As, strong in his feelings of duty, he approached the exterior gate of
the Monastery, he was surprised to see torches gleaming, and men
assembled around it, some on horseback, some on foot, while several of
the monks, distinguished through the night by their white scapularies,
were making themselves busy among the crowd. The Sub-Prior was
received with a unanimous shout of joy, which at once made him
sensible that he had himself been the object of their anxiety.
"There he is! there he is! God be thanked--there he is, hale and
fear!" exclaimed the vassals; while the monks exclaimed, "_Te Deum
laudamus_--the blood of thy servants is precious in thy sight!"
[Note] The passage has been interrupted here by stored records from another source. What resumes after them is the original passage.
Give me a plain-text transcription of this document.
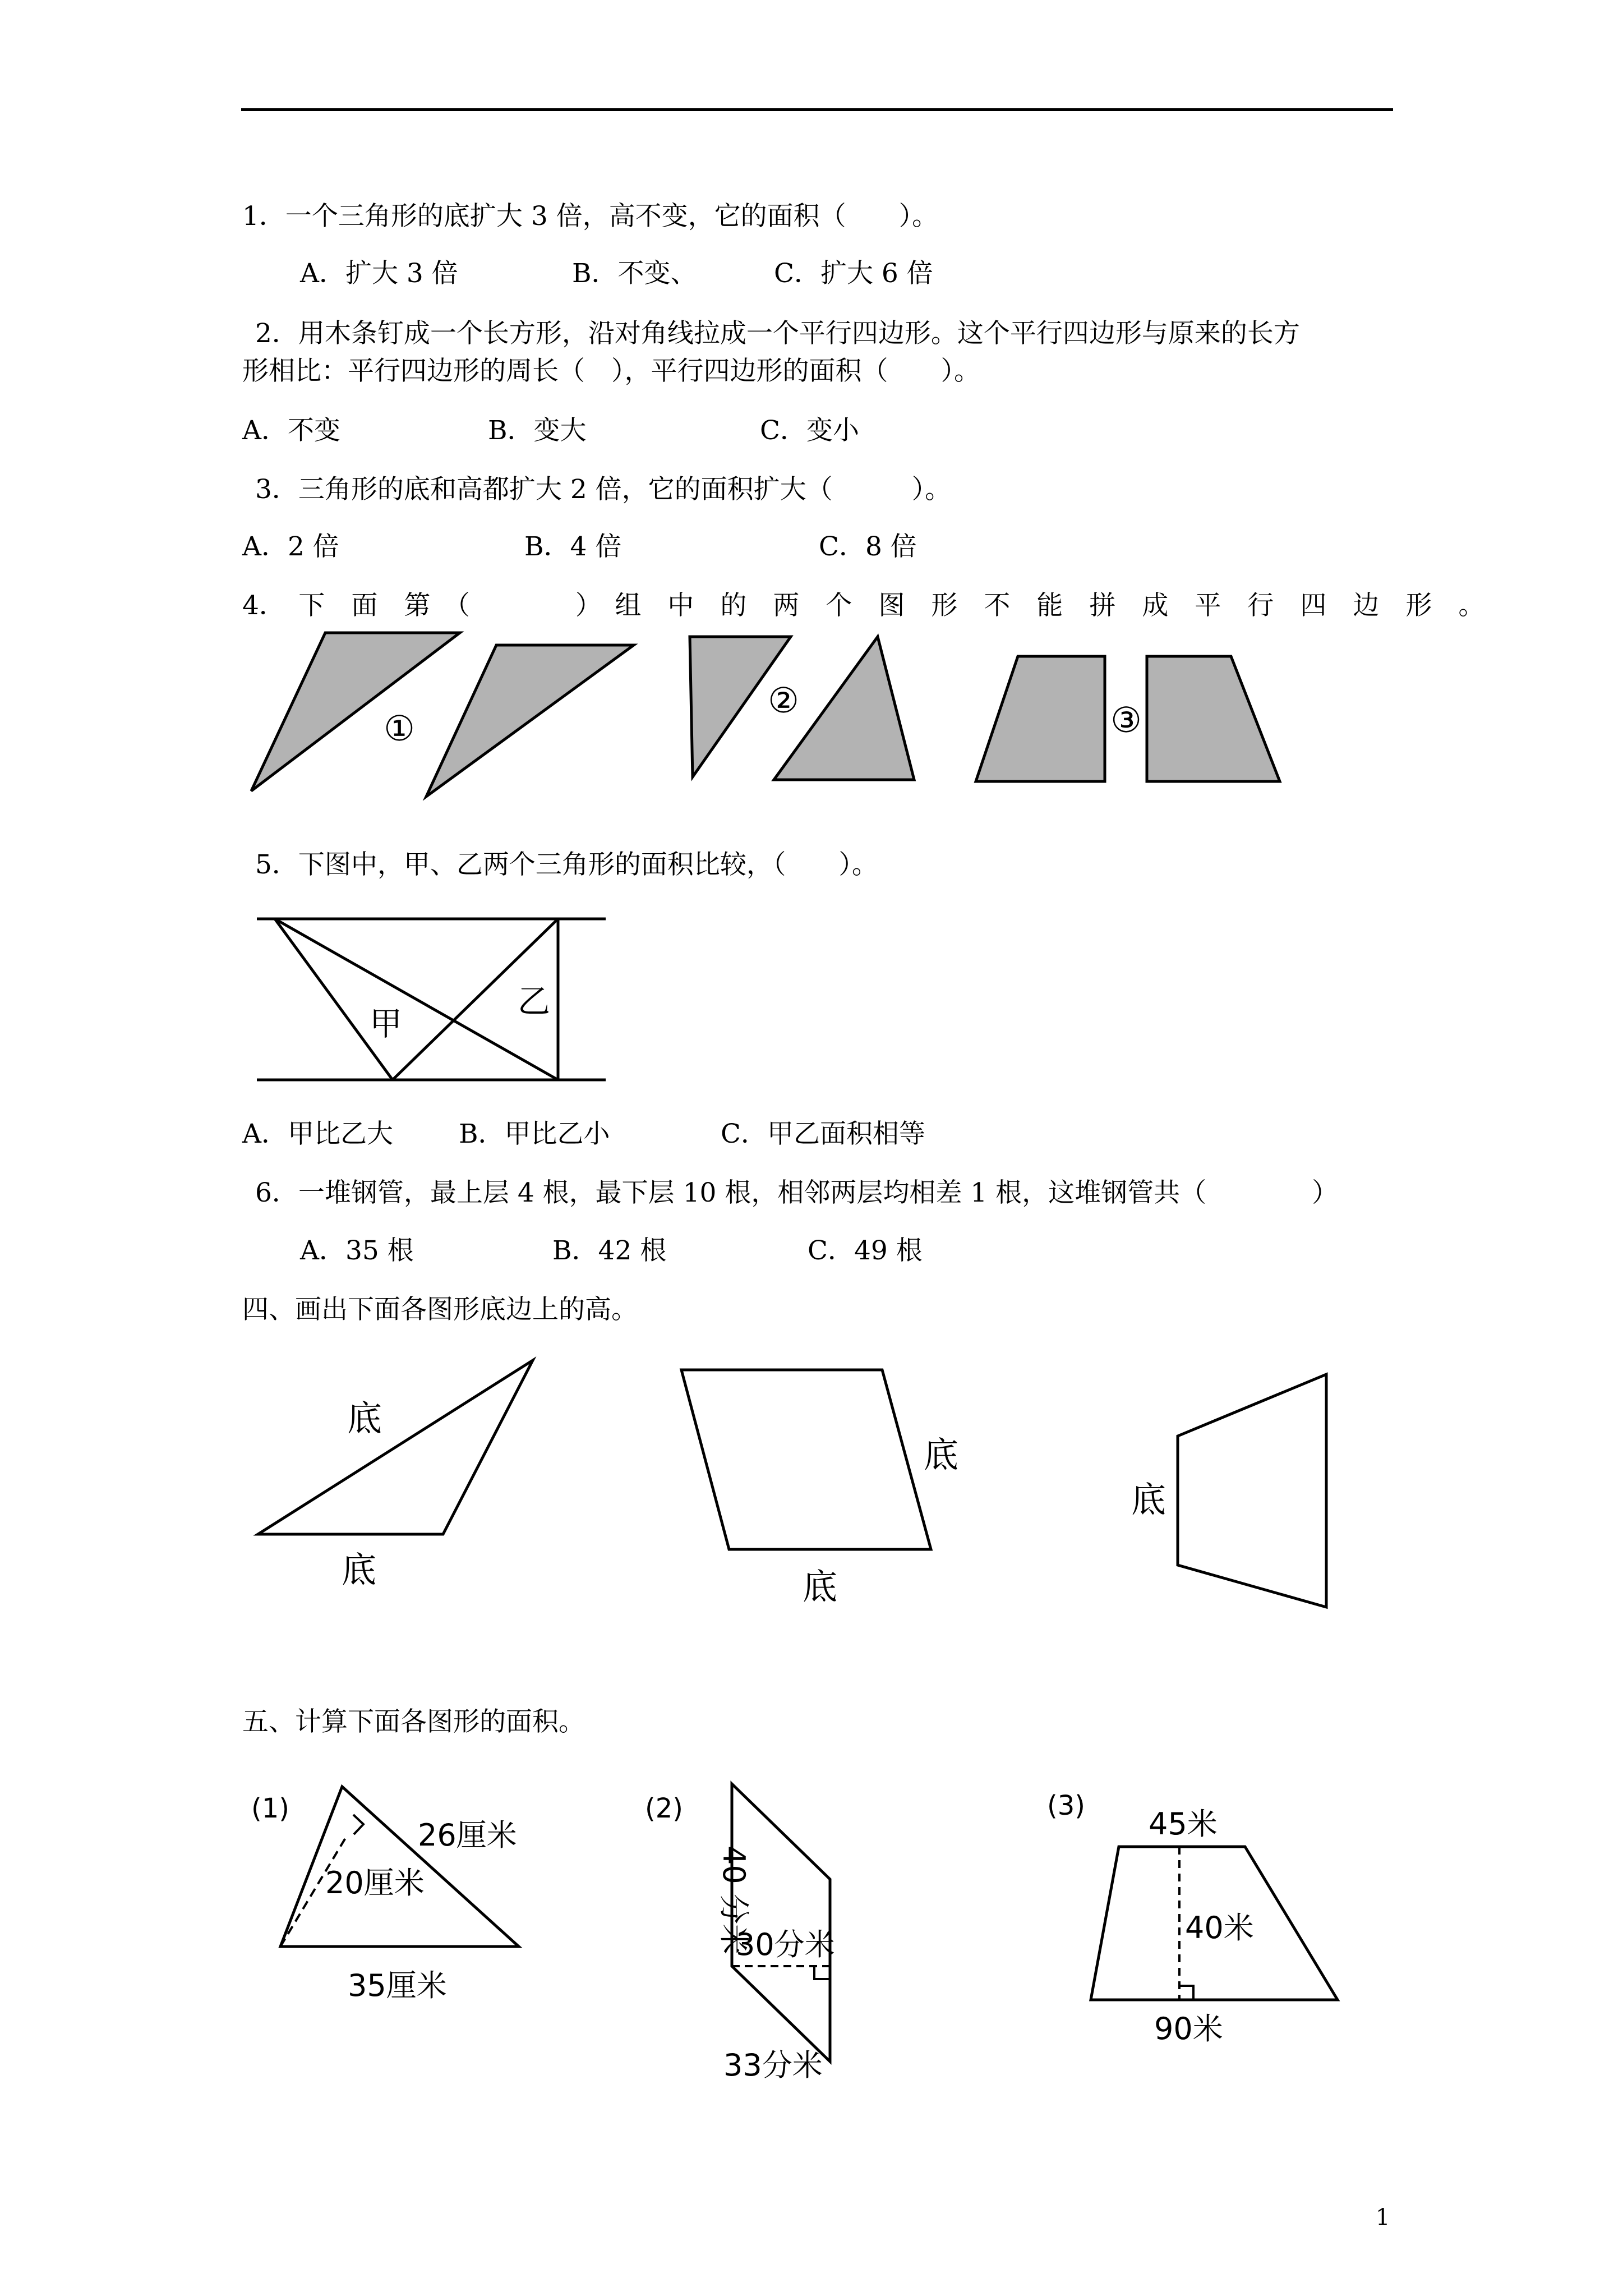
1．一个三角形的底扩大 3 倍，高不变，它的面积（　　）。
A．扩大 3 倍	B．不变、	C．扩大 6 倍
2．用木条钉成一个长方形，沿对角线拉成一个平行四边形。这个平行四边形与原来的长方
形相比：平行四边形的周长（　），平行四边形的面积（　　）。
A．不变	B．变大	C．变小
3．三角形的底和高都扩大 2 倍，它的面积扩大（　　　）。
A．2 倍	B．4 倍	C．8 倍
4．　下　面　第　（　　　　）　组　中　的　两　个　图　形　不　能　拼　成　平　行　四　边　形　。
①
②	③
5．下图中，甲、乙两个三角形的面积比较，（　　）。
甲
乙
A．甲比乙大 B．甲比乙小	C．甲乙面积相等
6．一堆钢管，最上层 4 根，最下层 10 根，相邻两层均相差 1 根，这堆钢管共（　　　　）
A．35 根	B．42 根	C．49 根
四、画出下面各图形底边上的高。
底
底
底
底
底
五、计算下面各图形的面积。
(1)
26厘米
20厘米
35厘米
(2)
40 分米
30分米
33分米
(3)
45米
40米
90米
1
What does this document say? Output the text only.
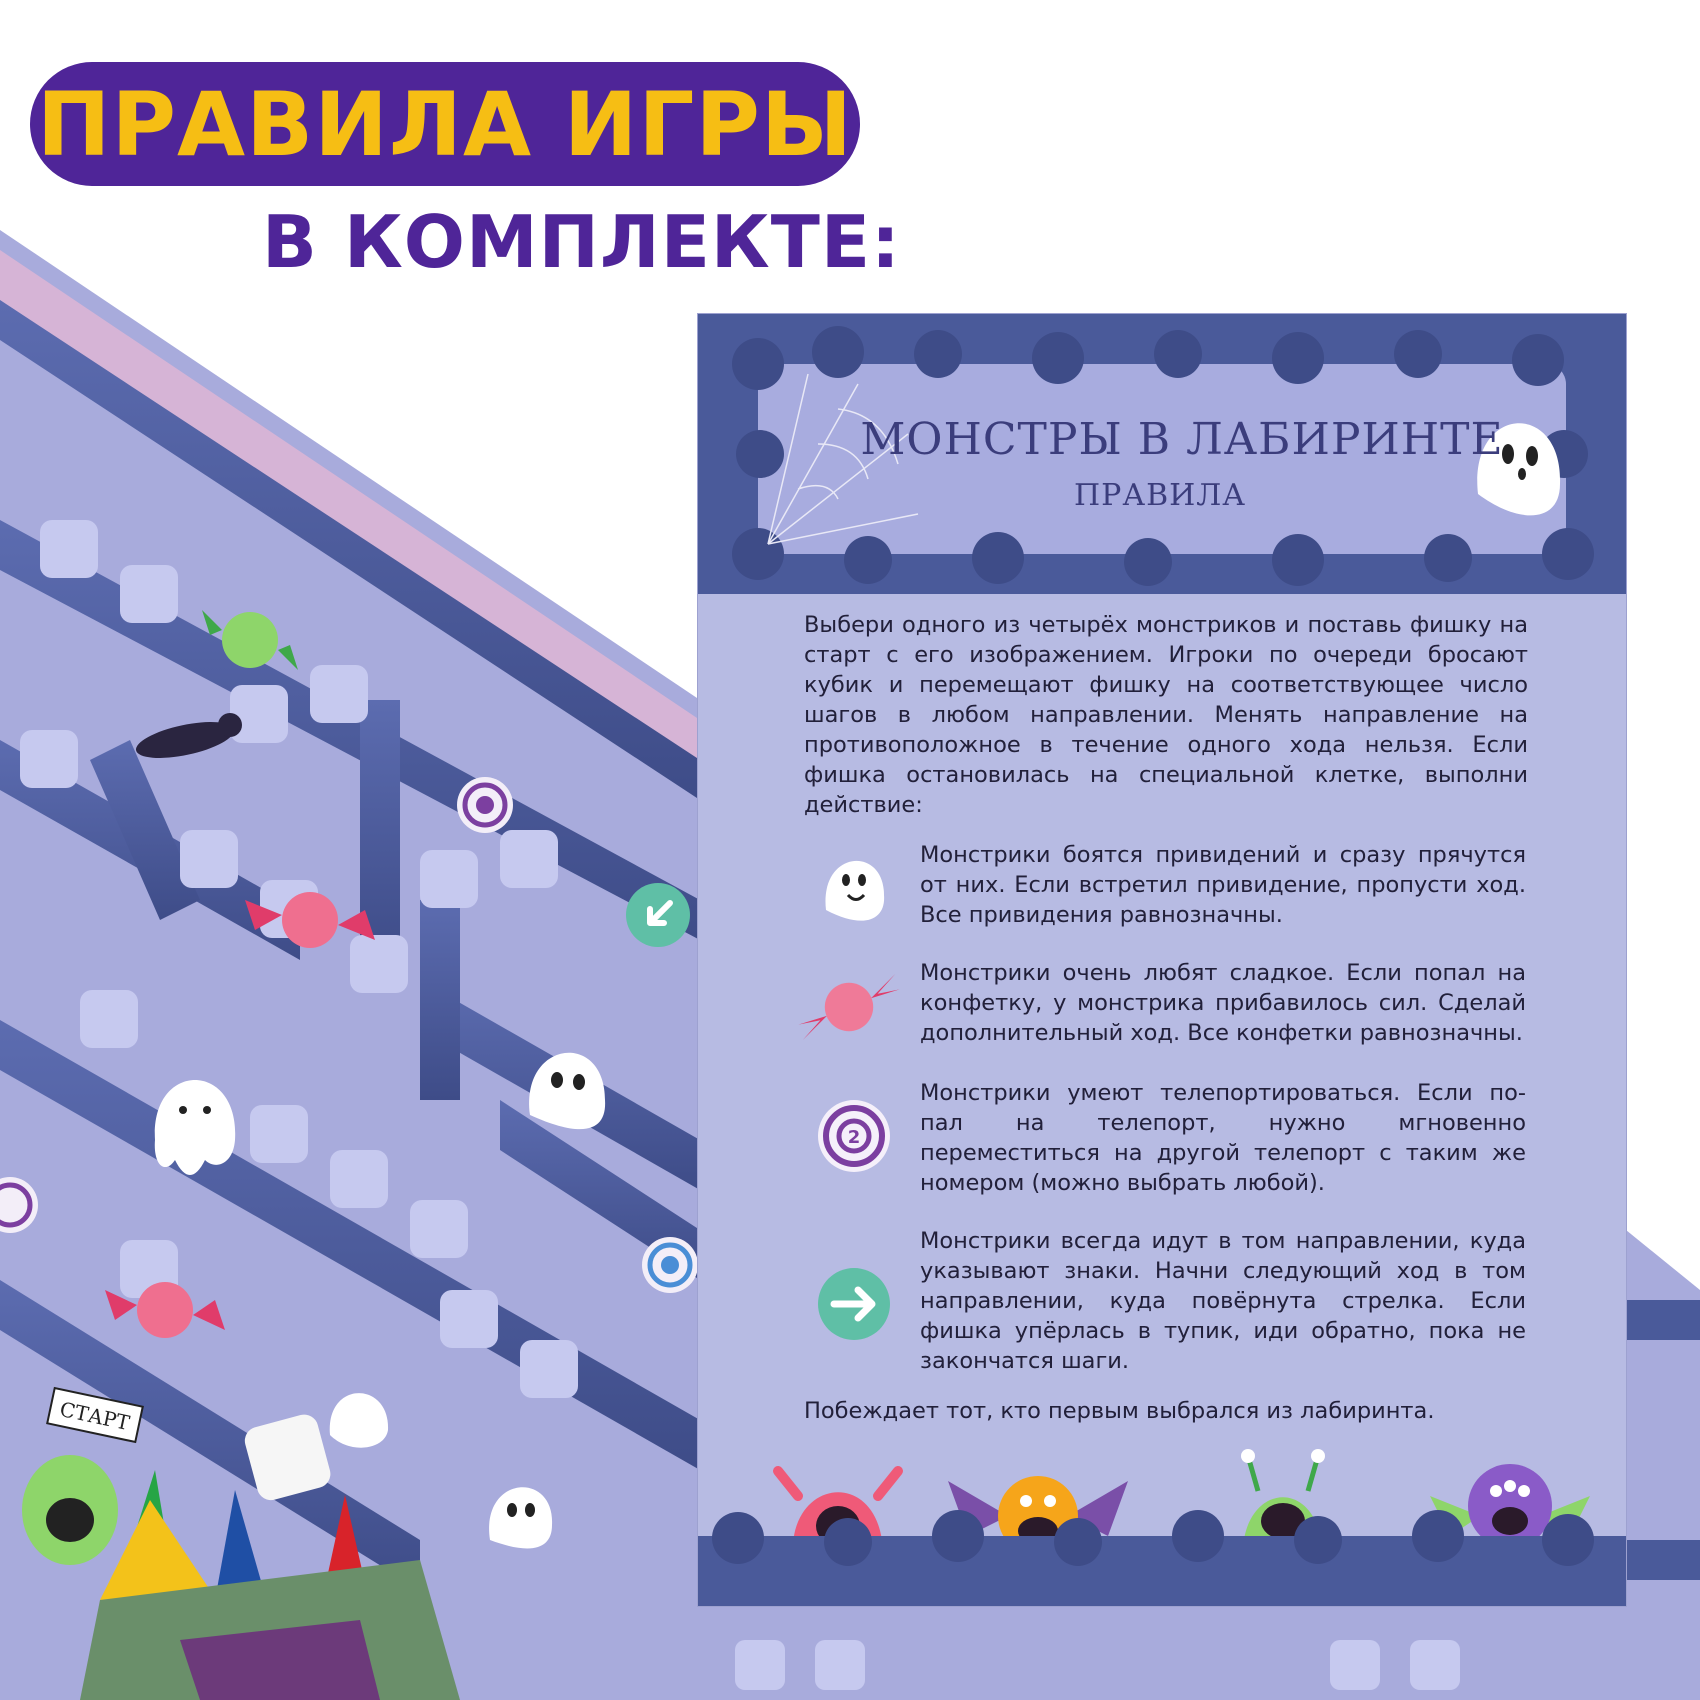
ПРАВИЛА ИГРЫ
В КОМПЛЕКТЕ:
СТАРТ
МОНСТРЫ В ЛАБИРИНТЕ
ПРАВИЛА
Выбери одного из четырёх монстриков и поставь фишку на старт с его изображением. Игроки по очереди бросают кубик и перемещают фишку на соответствующее число шагов в любом направлении. Менять направление на противоположное в течение одного хода нельзя. Если фишка остановилась на специальной клетке, выполни действие:
Монстрики боятся привидений и сразу прячутся от них. Если встретил привидение, пропусти ход. Все привидения равнозначны.
Монстрики очень любят сладкое. Если попал на конфетку, у монстрика прибавилось сил. Сделай дополнительный ход. Все конфетки равнозначны.
2
Монстрики умеют телепортироваться. Если по-пал на телепорт, нужно мгновенно переместиться на другой телепорт с таким же номером (можно выбрать любой).
Монстрики всегда идут в том направлении, куда указывают знаки. Начни следующий ход в том направлении, куда повёрнута стрелка. Если фишка упёрлась в тупик, иди обратно, пока не закончатся шаги.
Побеждает тот, кто первым выбрался из лабиринта.
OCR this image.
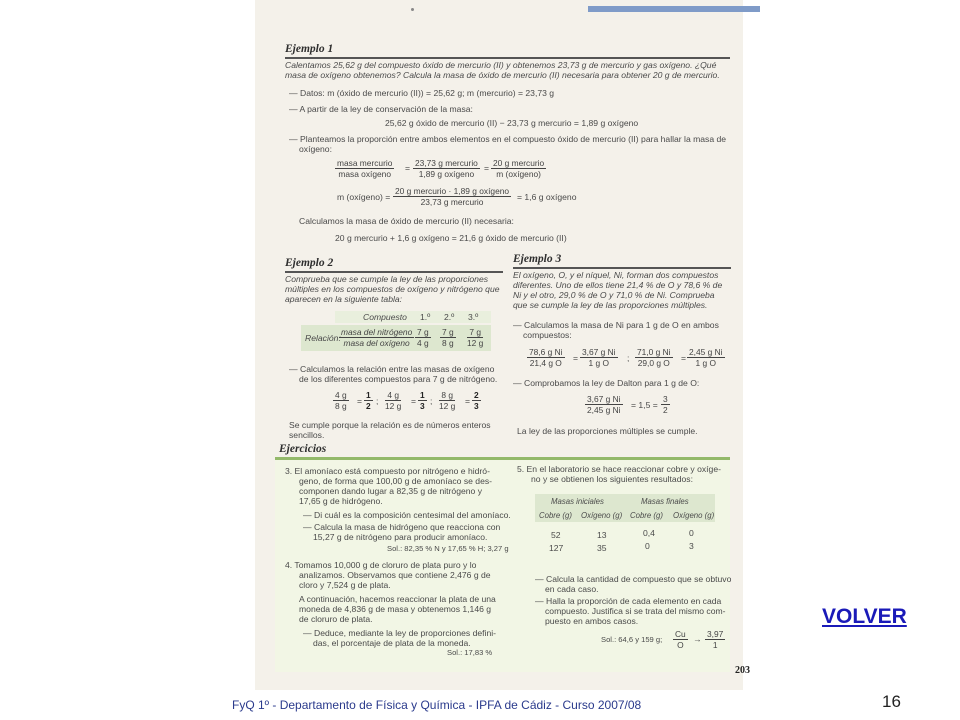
Ejemplo 1
Calentamos 25,62 g del compuesto óxido de mercurio (II) y obtenemos 23,73 g de mercurio y gas oxígeno. ¿Qué
masa de oxígeno obtenemos? Calcula la masa de óxido de mercurio (II) necesaria para obtener 20 g de mercurio.
— Datos: m (óxido de mercurio (II)) = 25,62 g; m (mercurio) = 23,73 g
— A partir de la ley de conservación de la masa:
25,62 g óxido de mercurio (II) − 23,73 g mercurio = 1,89 g oxígeno
— Planteamos la proporción entre ambos elementos en el compuesto óxido de mercurio (II) para hallar la masa de
oxígeno:
masa mercurio
masa oxígeno
= 23,73 g mercurio
1,89 g oxígeno
= 20 g mercurio
m (oxígeno)
m (oxígeno) =
20 g mercurio · 1,89 g oxígeno
23,73 g mercurio	= 1,6 g oxígeno
Calculamos la masa de óxido de mercurio (II) necesaria:
20 g mercurio + 1,6 g oxígeno = 21,6 g óxido de mercurio (II)
Ejemplo 2
Comprueba que se cumple la ley de las proporciones
múltiples en los compuestos de oxígeno y nitrógeno que
aparecen en la siguiente tabla:
Compuesto 1.º 2.º 3.º
Relación:
masa del nitrógeno
masa del oxígeno $\frac{7 g}{4 g} \frac{7 g}{8 g} \frac{7 g}{12 g}$
— Calculamos la relación entre las masas de oxígeno
de los diferentes compuestos para 7 g de nitrógeno.
$\frac{4 g}{8 g} = \frac{1}{2}$ ; $\frac{4 g}{12 g} = \frac{1}{3}$ ; $\frac{8 g}{12 g} = \frac{2}{3}$
Se cumple porque la relación es de números enteros
sencillos.
Ejemplo 3
El oxígeno, O, y el níquel, Ni, forman dos compuestos
diferentes. Uno de ellos tiene 21,4 % de O y 78,6 % de
Ni y el otro, 29,0 % de O y 71,0 % de Ni. Comprueba
que se cumple la ley de las proporciones múltiples.
— Calculamos la masa de Ni para 1 g de O en ambos
compuestos:
$\frac{\text{78,6 g Ni}}{\text{21,4 g O}} = \frac{\text{3,67 g Ni}}{\text{1 g O}}$ ; $\frac{\text{71,0 g Ni}}{\text{29,0 g O}} = \frac{\text{2,45 g Ni}}{\text{1 g O}}$
— Comprobamos la ley de Dalton para 1 g de O:
$\frac{\text{3,67 g Ni}}{\text{2,45 g Ni}} = 1,5 = \frac{3}{2}$
La ley de las proporciones múltiples se cumple.
Ejercicios
3. El amoníaco está compuesto por nitrógeno e hidró-
geno, de forma que 100,00 g de amoníaco se des-
componen dando lugar a 82,35 g de nitrógeno y
17,65 g de hidrógeno.
— Di cuál es la composición centesimal del amoníaco.
— Calcula la masa de hidrógeno que reacciona con
15,27 g de nitrógeno para producir amoníaco.
Sol.: 82,35 % N y 17,65 % H; 3,27 g
4. Tomamos 10,000 g de cloruro de plata puro y lo
analizamos. Observamos que contiene 2,476 g de
cloro y 7,524 g de plata.
A continuación, hacemos reaccionar la plata de una
moneda de 4,836 g de masa y obtenemos 1,146 g
de cloruro de plata.
— Deduce, mediante la ley de proporciones defini-
das, el porcentaje de plata de la moneda.
Sol.: 17,83 %
5. En el laboratorio se hace reaccionar cobre y oxíge-
no y se obtienen los siguientes resultados:
Masas iniciales	Masas finales
Cobre (g) Oxígeno (g) Cobre (g) Oxígeno (g)
52	13	0,4	0
127	35	0	3
— Calcula la cantidad de compuesto que se obtuvo
en cada caso.
— Halla la proporción de cada elemento en cada
compuesto. Justifica si se trata del mismo com-
puesto en ambos casos.
Sol.: 64,6 y 159 g; $\frac{Cu}{O} \to \frac{3,97}{1}$
203
VOLVER
FyQ 1º - Departamento de Física y Química - IPFA de Cádiz - Curso 2007/08	16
"What is the matter, children? what is the matter, my brethren?" said
Father Eustace, dismounting at the gate.
"Nay, brother, if thou know'st not, we will not tell thee till thou
art in the refectory," answered the monks; "suffice it that the Lord
Abbot had ordered these, our zealous and faithful vassals, instantly
to set forth to guard thee from imminent peril--Ye may ungirth your
horses, children, and dismiss; and to-morrow, each who was at this
rendezvous may send to the convent kitchen for a quarter of a yard of
roast beef, and a black-jack full of double ale." [Footnote: It was
one of the few reminiscences of Old Parr, or Henry Jenkins, I forget
which, that, at some convent in the veteran's neighbourhood, the
community, before the dissolution, used to dole out roast-beef in the
measure of feet and yards.]
The vassals dispersed with joyful acclamation, and the monks, with equal
jubilee, conducted the Sub-Prior into the refectory.